Imbalanced Dataset

How to handle extremely imbalanced dataset?

1) Undersampling One way of handling imbalanced dataset is to reduce the number of observations from all classes but the minority class. The most well known algorithm in this group is random undersampling, where samples from the targeted classes are removed at random. There are more ways to do so, they can be grouped based on their undersampling strategy into:

  • Prototype generation methods
  • Prototype selection methods

Prototype Generation

Given original data set $S$, prototype generation algorithms will generate a new set $S’$ where $|S’| < |S|$ and $|S|$&#8836$S$. The prototype generation techniques will reduce the number of samples in the targeted classes but the remaining samples are generated - and not selected - from the original set. Some of the methods are : ClusterCentroids makes use of K-means to reduce the number of samples. Therefore, each class will be synthesized with the centroids of the K-means method instead of the original samples.

Prototype Selection

This algorithms select samples from the original set $S$ generating a dataset $S’$ where $|S’| < |S|$ and $S’ \subset S$. $S’$ is subset of $S$. Prototype selection algorithms can be divided into two groups: (i) controlled under-sampling techniques and (ii) cleaning under-sampling techniques.

Controlled under-sampling methods reduce the number of observations in the majority class or classes to an arbitrary number of samples specified by the user. Typically, they reduce the number of observations to the number of samples observed in the minority class.

In contrast, cleaning under-sampling techniques ‘clean’ the feature space by removing either ‘noisy’ or ‘too easy to classify’ observations, depending on the method. The final number of observations in each class varies with the cleaning method and can’t be specified by the user.

Controlled under-sampling techniques

It involves random undersampling to match the data size of minority class.

Cleaning under-sampling techniques

Cleaning under-sampling methods ‘clean’ the feature space by removing either noisy observations or observations that are ‘too easy to classify’, depending on the method. The final number of observations in each targeted class varies with the cleaning method and cannot be specified by the user. Some of these algorithms are:

1) Tomek Links: Tomek Links are pairs of instances from different classes that are each other’s nearest neighbors. Removing the majority class instance from these pairs can help in creating a clearer decision boundary between classes.
Algorithm:

  • Identify all pairs of nearest neighbors from different classes.
  • If an instance from the majority class is part of a Tomek Links, remove it.

2) Condensed Nearest Neighbor (CNN) CNN aims to retain a subset of instances from the majority class that are crucial for defining the decision boundary.
Algorithm:

  • Start with an empty set ‘S’
  • Add all minority class instances to ‘S’
  • For each majority class instance:
    • If the instance is misclassified by the current set ‘S’, add it to ‘S’

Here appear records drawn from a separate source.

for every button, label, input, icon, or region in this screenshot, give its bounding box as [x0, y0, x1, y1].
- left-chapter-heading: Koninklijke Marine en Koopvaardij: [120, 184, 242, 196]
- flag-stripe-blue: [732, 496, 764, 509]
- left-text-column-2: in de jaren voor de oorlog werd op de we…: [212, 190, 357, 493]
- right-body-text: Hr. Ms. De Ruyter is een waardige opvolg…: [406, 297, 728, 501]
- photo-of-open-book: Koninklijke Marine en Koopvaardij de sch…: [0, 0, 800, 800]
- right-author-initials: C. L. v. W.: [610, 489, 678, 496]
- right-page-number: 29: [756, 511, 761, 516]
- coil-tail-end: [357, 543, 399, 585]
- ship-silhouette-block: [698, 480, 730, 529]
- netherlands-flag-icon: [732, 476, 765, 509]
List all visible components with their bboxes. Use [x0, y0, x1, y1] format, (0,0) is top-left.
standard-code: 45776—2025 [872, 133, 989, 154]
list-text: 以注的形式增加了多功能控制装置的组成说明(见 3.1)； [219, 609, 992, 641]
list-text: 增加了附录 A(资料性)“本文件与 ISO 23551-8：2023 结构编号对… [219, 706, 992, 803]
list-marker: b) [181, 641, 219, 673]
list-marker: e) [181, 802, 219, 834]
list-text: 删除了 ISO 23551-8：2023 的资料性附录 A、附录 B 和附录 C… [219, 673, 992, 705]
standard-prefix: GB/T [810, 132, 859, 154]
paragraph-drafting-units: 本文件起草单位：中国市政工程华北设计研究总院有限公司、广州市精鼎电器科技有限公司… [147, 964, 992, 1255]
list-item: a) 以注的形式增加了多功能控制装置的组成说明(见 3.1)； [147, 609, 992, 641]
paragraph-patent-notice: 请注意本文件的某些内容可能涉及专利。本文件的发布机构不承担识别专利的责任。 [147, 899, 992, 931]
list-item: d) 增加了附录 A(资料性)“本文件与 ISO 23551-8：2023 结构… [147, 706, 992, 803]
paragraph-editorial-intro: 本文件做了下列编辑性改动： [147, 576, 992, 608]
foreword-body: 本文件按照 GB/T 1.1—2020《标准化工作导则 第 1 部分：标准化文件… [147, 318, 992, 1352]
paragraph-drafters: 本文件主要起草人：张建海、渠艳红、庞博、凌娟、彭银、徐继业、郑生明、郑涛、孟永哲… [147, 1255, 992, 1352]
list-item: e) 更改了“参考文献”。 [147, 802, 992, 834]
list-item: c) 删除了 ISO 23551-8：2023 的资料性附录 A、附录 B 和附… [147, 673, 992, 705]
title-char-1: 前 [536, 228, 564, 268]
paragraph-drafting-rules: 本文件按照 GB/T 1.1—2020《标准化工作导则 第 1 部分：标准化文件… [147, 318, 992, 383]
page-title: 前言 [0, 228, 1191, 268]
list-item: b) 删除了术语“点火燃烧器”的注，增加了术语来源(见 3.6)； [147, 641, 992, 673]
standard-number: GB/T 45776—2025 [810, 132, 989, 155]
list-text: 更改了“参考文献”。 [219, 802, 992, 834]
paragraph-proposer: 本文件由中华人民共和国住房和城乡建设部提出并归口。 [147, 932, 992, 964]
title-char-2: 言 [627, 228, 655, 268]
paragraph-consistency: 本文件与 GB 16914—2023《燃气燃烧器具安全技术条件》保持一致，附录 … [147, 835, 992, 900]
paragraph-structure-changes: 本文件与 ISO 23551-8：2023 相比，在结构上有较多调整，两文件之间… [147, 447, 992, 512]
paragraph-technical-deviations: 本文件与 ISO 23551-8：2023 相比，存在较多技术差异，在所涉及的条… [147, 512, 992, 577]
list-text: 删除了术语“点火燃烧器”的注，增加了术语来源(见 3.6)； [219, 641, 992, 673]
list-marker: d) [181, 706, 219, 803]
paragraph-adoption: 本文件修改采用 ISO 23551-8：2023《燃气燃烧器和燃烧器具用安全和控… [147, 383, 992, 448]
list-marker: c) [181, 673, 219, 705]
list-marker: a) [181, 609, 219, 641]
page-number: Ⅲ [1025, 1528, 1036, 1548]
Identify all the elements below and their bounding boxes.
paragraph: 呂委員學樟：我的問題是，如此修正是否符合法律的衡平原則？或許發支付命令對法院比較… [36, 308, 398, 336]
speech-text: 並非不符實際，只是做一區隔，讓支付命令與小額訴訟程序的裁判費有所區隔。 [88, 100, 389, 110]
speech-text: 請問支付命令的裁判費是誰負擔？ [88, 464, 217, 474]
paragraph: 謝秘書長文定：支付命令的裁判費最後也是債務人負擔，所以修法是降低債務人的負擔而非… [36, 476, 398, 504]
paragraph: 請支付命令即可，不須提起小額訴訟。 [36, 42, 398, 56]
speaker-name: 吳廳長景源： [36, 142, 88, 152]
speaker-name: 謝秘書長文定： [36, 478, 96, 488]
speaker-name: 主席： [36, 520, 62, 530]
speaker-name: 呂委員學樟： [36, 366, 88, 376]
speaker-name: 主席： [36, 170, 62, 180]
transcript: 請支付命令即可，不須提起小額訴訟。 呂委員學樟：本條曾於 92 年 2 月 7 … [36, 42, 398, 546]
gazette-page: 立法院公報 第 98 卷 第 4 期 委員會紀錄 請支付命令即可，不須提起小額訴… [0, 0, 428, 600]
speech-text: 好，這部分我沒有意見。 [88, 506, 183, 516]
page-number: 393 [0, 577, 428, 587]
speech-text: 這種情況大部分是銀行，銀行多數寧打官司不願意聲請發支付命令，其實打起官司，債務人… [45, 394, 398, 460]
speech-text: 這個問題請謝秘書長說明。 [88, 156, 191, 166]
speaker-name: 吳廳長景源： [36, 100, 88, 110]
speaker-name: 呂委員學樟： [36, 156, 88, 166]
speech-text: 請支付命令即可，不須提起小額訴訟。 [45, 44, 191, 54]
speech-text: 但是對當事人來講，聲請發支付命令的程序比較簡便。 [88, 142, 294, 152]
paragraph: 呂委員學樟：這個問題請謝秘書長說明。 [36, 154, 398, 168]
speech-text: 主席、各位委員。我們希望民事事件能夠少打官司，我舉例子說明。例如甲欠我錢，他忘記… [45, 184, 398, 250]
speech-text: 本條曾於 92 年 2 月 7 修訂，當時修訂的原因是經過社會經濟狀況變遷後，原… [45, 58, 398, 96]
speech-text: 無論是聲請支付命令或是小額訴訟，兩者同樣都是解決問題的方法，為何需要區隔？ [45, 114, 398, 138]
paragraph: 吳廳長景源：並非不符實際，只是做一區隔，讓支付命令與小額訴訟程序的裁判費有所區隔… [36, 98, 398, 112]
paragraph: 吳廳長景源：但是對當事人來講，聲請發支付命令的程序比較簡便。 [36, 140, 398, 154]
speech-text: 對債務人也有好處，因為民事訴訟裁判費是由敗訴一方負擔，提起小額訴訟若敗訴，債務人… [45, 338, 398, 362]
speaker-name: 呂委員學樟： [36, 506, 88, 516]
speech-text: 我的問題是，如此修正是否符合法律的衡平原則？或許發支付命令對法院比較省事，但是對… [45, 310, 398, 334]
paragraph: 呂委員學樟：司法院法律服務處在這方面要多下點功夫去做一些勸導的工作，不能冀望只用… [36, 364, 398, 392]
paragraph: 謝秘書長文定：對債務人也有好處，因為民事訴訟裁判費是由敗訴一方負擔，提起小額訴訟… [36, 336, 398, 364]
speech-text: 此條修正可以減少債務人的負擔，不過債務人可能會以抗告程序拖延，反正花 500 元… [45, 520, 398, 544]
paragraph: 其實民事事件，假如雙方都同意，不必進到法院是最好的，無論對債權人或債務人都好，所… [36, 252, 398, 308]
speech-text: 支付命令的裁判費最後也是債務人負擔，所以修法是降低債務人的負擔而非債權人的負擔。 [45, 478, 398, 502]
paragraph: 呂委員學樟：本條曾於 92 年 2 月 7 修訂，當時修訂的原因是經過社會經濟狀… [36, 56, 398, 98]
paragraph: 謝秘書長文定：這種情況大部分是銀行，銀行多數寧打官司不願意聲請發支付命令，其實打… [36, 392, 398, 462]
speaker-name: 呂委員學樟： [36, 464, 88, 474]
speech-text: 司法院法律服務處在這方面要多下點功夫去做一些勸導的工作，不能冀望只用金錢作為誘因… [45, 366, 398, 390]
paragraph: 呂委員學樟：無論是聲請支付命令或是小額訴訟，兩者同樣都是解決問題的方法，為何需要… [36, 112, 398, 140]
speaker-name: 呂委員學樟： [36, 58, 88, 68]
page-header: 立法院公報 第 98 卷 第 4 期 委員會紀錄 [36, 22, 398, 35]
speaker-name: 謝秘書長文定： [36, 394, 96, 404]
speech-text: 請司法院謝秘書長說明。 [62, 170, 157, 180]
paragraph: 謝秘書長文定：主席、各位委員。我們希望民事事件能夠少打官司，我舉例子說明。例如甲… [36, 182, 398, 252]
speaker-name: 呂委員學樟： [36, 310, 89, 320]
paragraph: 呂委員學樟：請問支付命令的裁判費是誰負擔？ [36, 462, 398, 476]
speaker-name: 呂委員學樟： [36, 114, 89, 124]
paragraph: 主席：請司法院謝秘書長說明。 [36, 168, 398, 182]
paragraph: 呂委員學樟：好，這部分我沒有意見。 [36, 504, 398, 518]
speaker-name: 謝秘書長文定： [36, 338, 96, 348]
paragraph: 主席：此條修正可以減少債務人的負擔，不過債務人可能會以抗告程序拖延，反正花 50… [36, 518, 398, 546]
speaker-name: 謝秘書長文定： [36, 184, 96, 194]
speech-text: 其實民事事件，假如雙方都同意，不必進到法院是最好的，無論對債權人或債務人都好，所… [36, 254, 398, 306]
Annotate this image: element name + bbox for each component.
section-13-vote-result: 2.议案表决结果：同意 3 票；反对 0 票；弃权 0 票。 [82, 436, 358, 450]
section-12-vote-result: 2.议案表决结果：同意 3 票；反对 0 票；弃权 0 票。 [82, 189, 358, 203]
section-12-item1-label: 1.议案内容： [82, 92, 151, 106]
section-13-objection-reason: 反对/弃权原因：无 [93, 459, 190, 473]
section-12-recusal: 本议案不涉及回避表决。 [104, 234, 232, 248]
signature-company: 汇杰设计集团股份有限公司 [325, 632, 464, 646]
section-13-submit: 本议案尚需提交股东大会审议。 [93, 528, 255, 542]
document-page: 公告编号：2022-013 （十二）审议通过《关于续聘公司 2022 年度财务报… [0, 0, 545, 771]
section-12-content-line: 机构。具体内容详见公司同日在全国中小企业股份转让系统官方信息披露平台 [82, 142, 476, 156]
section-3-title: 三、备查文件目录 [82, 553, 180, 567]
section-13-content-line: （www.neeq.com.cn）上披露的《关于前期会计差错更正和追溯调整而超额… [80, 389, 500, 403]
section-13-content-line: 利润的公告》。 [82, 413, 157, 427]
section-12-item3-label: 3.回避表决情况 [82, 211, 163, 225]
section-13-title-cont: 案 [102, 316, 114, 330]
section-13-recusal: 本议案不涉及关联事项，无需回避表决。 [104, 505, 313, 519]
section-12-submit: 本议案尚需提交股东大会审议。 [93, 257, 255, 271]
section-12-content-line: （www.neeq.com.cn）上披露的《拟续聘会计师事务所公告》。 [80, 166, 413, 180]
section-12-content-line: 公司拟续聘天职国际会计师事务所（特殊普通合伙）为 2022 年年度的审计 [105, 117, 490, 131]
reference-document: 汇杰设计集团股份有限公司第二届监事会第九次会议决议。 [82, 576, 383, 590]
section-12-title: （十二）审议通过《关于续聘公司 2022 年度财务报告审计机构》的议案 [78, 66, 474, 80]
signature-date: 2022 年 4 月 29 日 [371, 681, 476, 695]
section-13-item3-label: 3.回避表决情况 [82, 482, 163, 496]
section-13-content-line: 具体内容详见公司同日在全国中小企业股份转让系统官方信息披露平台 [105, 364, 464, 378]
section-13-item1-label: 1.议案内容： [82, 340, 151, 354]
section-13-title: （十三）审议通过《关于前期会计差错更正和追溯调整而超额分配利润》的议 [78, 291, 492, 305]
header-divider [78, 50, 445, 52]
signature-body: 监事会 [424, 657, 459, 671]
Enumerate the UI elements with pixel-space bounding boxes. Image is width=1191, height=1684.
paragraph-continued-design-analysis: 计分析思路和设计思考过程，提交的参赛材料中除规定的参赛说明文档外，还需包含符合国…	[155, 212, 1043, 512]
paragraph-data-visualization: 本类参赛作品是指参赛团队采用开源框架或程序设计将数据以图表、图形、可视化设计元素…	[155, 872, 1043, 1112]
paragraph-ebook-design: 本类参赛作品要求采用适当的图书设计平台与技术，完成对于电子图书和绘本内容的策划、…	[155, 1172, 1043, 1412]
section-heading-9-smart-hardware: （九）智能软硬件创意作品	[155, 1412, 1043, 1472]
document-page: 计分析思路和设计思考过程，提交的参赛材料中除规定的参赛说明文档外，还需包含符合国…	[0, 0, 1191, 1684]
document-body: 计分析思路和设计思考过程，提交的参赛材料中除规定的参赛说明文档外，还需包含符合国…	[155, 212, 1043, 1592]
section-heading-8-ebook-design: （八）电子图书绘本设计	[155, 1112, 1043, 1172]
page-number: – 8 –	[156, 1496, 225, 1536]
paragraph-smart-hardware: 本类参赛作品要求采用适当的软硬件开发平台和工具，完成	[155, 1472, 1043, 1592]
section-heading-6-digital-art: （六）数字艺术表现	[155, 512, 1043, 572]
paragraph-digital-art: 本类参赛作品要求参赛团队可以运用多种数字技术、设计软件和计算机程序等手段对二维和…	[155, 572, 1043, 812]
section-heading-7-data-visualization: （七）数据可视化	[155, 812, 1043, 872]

3) One-sided selection (OSS)

  • OSS combines Tomek Links and CNN to remove both noisy instances and redundant instances from the majority class.
    Algorithm:
  • Apply CNN to reduce the majority class
  • Apply Tomek Links to the reduced set to remove noisy instances

4) Edited Nearest Neighbor (ENN)

  • For each instance, find its k-nearest neighbors
  • If the instance is misclassified by the majority of its neighbors, remove it.

5) Neighborhood Cleaning Rule (NCL) NCL combines ENN and Tomek Links to clean the dataset by removing misclassified instances and borderline instances.
Algorithms:

  • Apply ENN to remove misclassified instances
  • Apply Tomek Links to remove borderline instances.